Hacia un lado en el que la plaza se estrecha aparecen mercados distintos casi cada día. Mercados de alimentos, de libros de segunda mano, de cerámica, de láminas de arte. También hay un kiosco en el que unas señoras maduras con mandilones impolutos venden comida rápida holandesa para tomar sobre la marcha, croquetas, patatas fritas, arenques ahumados. En la zona del mercado o al pie de la pequeña estatua se instalan a veces músicos callejeros. El otro día empezó a tocar un guitarrista de jazz y al rato se le había añadido otro guitarrista, y luego un contrabajista que suele andar por aquí, y por fin un saxo alto.

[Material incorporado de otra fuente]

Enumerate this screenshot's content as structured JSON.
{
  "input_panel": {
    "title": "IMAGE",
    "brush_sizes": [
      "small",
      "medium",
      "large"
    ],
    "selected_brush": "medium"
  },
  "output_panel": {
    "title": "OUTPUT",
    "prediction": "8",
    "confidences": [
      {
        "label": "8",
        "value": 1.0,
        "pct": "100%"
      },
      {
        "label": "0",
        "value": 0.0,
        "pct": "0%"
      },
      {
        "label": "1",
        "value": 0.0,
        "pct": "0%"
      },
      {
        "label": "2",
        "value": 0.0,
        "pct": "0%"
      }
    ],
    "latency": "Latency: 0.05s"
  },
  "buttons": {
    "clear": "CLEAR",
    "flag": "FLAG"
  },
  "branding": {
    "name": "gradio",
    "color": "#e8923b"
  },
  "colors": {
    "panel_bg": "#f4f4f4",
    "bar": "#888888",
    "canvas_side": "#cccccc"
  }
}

Mientras seguía la música encontré un libro del que había tenido referencias aquí y allá, pero que nunca había visto: The Fatal Impact, de Alan Moorehead, una crónica del efecto devastador que tuvo sobre las sociedades de la Polinesia la llegada de las expediciones europeas, empezando por el viaje de Cook a Tahití en 1769. Terminaron de tocar y el contrabajista se echó su instrumento a cuestas, como una puerta o un armario, y se marchó haciendo equilibrios sobre su bicicleta.
En las terrazas de los cafés la gente se sienta mirando hacia la plaza, en varias filas de veladores y sillas, como el público en un teatro. En los bancos del centro se sientan los que no tienen dinero para sentarse en el café o no quieren gastarlo. Alguna mañana, muy pronto, se sienta en un banco una de esas parejas de almas perdidas que hay en todas las ciudades, yonquis de cierta edad con el pelo sucio y chaquetas vaqueras, hombre y mujer, liándose un porro con manos temblonas y expertas.
La rueda de las horas va trayendo gente distinta y nuevas tareas y sonidos a la plaza. Según cae la tarde y se encienden los luminosos, al ruido intermitente de los tranvías se mezcla el de los bebedores que desbordan las mesas de los cafés y toman cerveza de pie en la acera. No molestan porque no hay música amplificada. El clamor de las voces es el sonido de fondo del que me olvido mientras escribo, junto a una ventana alta que da a los tejados de la plaza, una de esas obras maestras de la arquitectura urbana que se ha ido haciendo a lo largo de los siglos, sin que la planificara nadie, casi con la indeterminación reglada de un ecosistema saludable, según decisiones singulares que se van agregando en un vago propósito común, en un acuerdo implícito sobre la fisonomía de la ciudad y las maneras diversas de vivir y trabajar y moverse y no hacer nada que caben en ella. Una plaza es un acuerdo que ha salido bien y que lleva durando mucho tiempo.